For the more than 10,000 Utahns who are recipients of DACA—the Obama-era program that protects young undocumented immigrants from deportation—the future remains unclear.
Both sides of Congress have vowed to fix DACA before a March deadline imposed by President Donald Trump. Many expect that fix would come before the holidays but it was put on the back burner as attention turned to taxes.
In the meantime, DACA recipients are losing legal status ever day.
“[About] 12,000 have already lost their permits, so I think it’s urgent but I don’t think people understand the urgency," says Ciriac Alvarez, a DACA recipient living in Utah.
Alvarez says she was able to renew her status recently for another two years but many of her friends were not as lucky.
Most of Utah’s congressional delegation has spoken out in support of DACA recipients like Alvarez.
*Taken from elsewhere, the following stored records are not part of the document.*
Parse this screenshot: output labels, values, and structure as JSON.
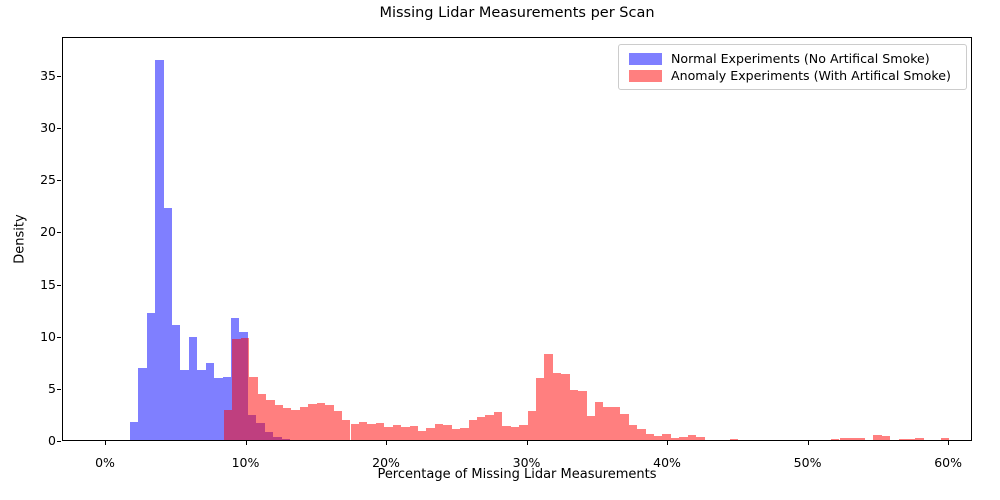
{
  "title": "Missing Lidar Measurements per Scan",
  "x_axis": {
    "label": "Percentage of Missing Lidar Measurements",
    "tick_labels": [
      "0%",
      "10%",
      "20%",
      "30%",
      "40%",
      "50%",
      "60%"
    ],
    "tick_values": [
      0,
      10,
      20,
      30,
      40,
      50,
      60
    ],
    "range_pct": [
      -3.06,
      61.7
    ]
  },
  "y_axis": {
    "label": "Density",
    "tick_labels": [
      "0",
      "5",
      "10",
      "15",
      "20",
      "25",
      "30",
      "35"
    ],
    "tick_values": [
      0,
      5,
      10,
      15,
      20,
      25,
      30,
      35
    ],
    "range": [
      0,
      38.73
    ]
  },
  "legend": {
    "items": [
      {
        "label": "Normal Experiments (No Artifical Smoke)",
        "swatch_color": "rgba(0,0,255,0.5)"
      },
      {
        "label": "Anomaly Experiments (With Artifical Smoke)",
        "swatch_color": "rgba(255,0,0,0.5)"
      }
    ]
  },
  "chart_data": {
    "type": "histogram",
    "title": "Missing Lidar Measurements per Scan",
    "xlabel": "Percentage of Missing Lidar Measurements",
    "ylabel": "Density",
    "xlim_pct": [
      -3.06,
      61.7
    ],
    "ylim": [
      0,
      38.73
    ],
    "grid": false,
    "legend_position": "upper right",
    "overlap_blend": "alpha 0.5 fills, red drawn over blue (overlap renders magenta #bf3f7f)",
    "series": [
      {
        "name": "Normal Experiments (No Artifical Smoke)",
        "fill": "rgba(0,0,255,0.5)",
        "bin_start_pct": 1.7,
        "bin_width_pct": 0.6,
        "densities": [
          1.9,
          7.1,
          12.4,
          36.6,
          22.4,
          11.2,
          6.9,
          10.1,
          6.9,
          7.6,
          6.1,
          6.2,
          11.9,
          10.5,
          2.6,
          1.8,
          1.0,
          0.5,
          0.3,
          0.2,
          0.15,
          0.1
        ]
      },
      {
        "name": "Anomaly Experiments (With Artifical Smoke)",
        "fill": "rgba(255,0,0,0.5)",
        "bin_start_pct": 8.4,
        "bin_width_pct": 0.6,
        "densities": [
          3.1,
          9.9,
          10.0,
          6.2,
          4.6,
          4.0,
          3.5,
          3.3,
          3.1,
          3.35,
          3.6,
          3.75,
          3.5,
          3.0,
          2.1,
          1.75,
          1.9,
          1.75,
          1.8,
          1.45,
          1.6,
          1.45,
          1.5,
          1.05,
          1.3,
          1.75,
          1.6,
          1.2,
          1.3,
          2.1,
          2.4,
          2.55,
          2.9,
          1.5,
          1.4,
          1.6,
          3.0,
          6.1,
          8.4,
          6.6,
          6.5,
          5.0,
          4.9,
          2.5,
          3.85,
          3.4,
          3.4,
          2.65,
          1.6,
          1.2,
          0.75,
          0.55,
          0.75,
          0.35,
          0.5,
          0.7,
          0.5,
          0.15,
          0.05,
          0.2,
          0.25,
          0,
          0,
          0,
          0,
          0,
          0.2,
          0,
          0,
          0,
          0,
          0,
          0.25,
          0.4,
          0.4,
          0.35,
          0,
          0.7,
          0.6,
          0,
          0.25,
          0.25,
          0.35,
          0.15,
          0,
          0.4
        ]
      }
    ]
  }
}
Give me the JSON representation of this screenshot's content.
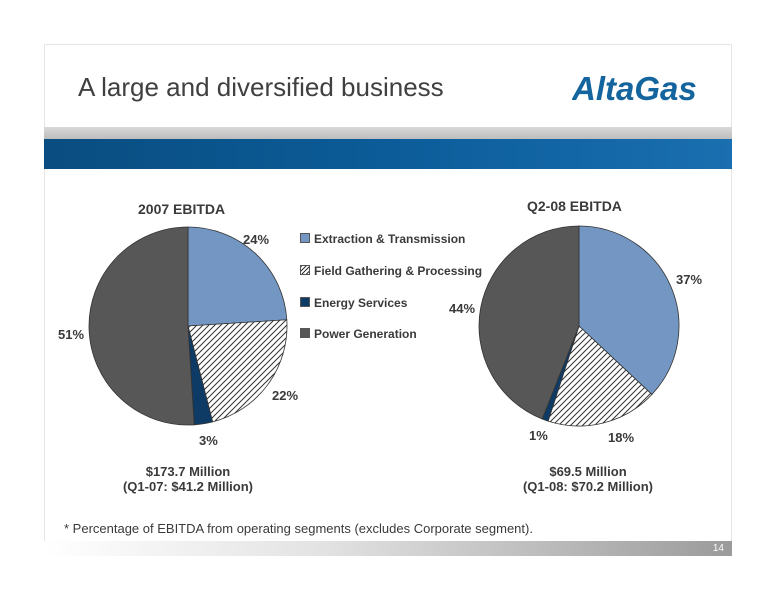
{
  "slide": {
    "title": "A large and diversified business",
    "logo_text": "AltaGas",
    "footnote": "* Percentage of EBITDA from operating segments (excludes Corporate segment).",
    "page_number": "14"
  },
  "colors": {
    "extraction": "#7397c2",
    "field_gathering": "#ffffff",
    "energy_services": "#0d3b66",
    "power_generation": "#575757",
    "logo": "#14649e"
  },
  "chart_data": [
    {
      "type": "pie",
      "title": "2007 EBITDA",
      "categories": [
        "Extraction & Transmission",
        "Field Gathering & Processing",
        "Energy Services",
        "Power Generation"
      ],
      "values": [
        24,
        22,
        3,
        51
      ],
      "labels": [
        "24%",
        "22%",
        "3%",
        "51%"
      ],
      "caption_line1": "$173.7 Million",
      "caption_line2": "(Q1-07: $41.2 Million)",
      "legend_position": "right"
    },
    {
      "type": "pie",
      "title": "Q2-08 EBITDA",
      "categories": [
        "Extraction & Transmission",
        "Field Gathering & Processing",
        "Energy Services",
        "Power Generation"
      ],
      "values": [
        37,
        18,
        1,
        44
      ],
      "labels": [
        "37%",
        "18%",
        "1%",
        "44%"
      ],
      "caption_line1": "$69.5 Million",
      "caption_line2": "(Q1-08:  $70.2 Million)",
      "legend_position": "left"
    }
  ],
  "legend": {
    "items": [
      "Extraction & Transmission",
      "Field Gathering & Processing",
      "Energy Services",
      "Power Generation"
    ]
  }
}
Republican Rep. Mia Love joined other colleagues to urge House Speaker Paul Ryan to prioritize a resolution, but they decided to fund the government through the middle of January without it.
Alvarez worries that while many in congress voice support for recipients like her, they’re also pushing for stricter immigration law and boarder enforcement. She says there isn’t a clear cut distinction.
“At the end of the day, they’re our family members, they’re the people who have raised us," says Alvarez. "They’re our uncles, our aunts, our neighbors, our friends.”
Alvarez says whatever negatively affects them will also negatively affect DACA recipients like herself.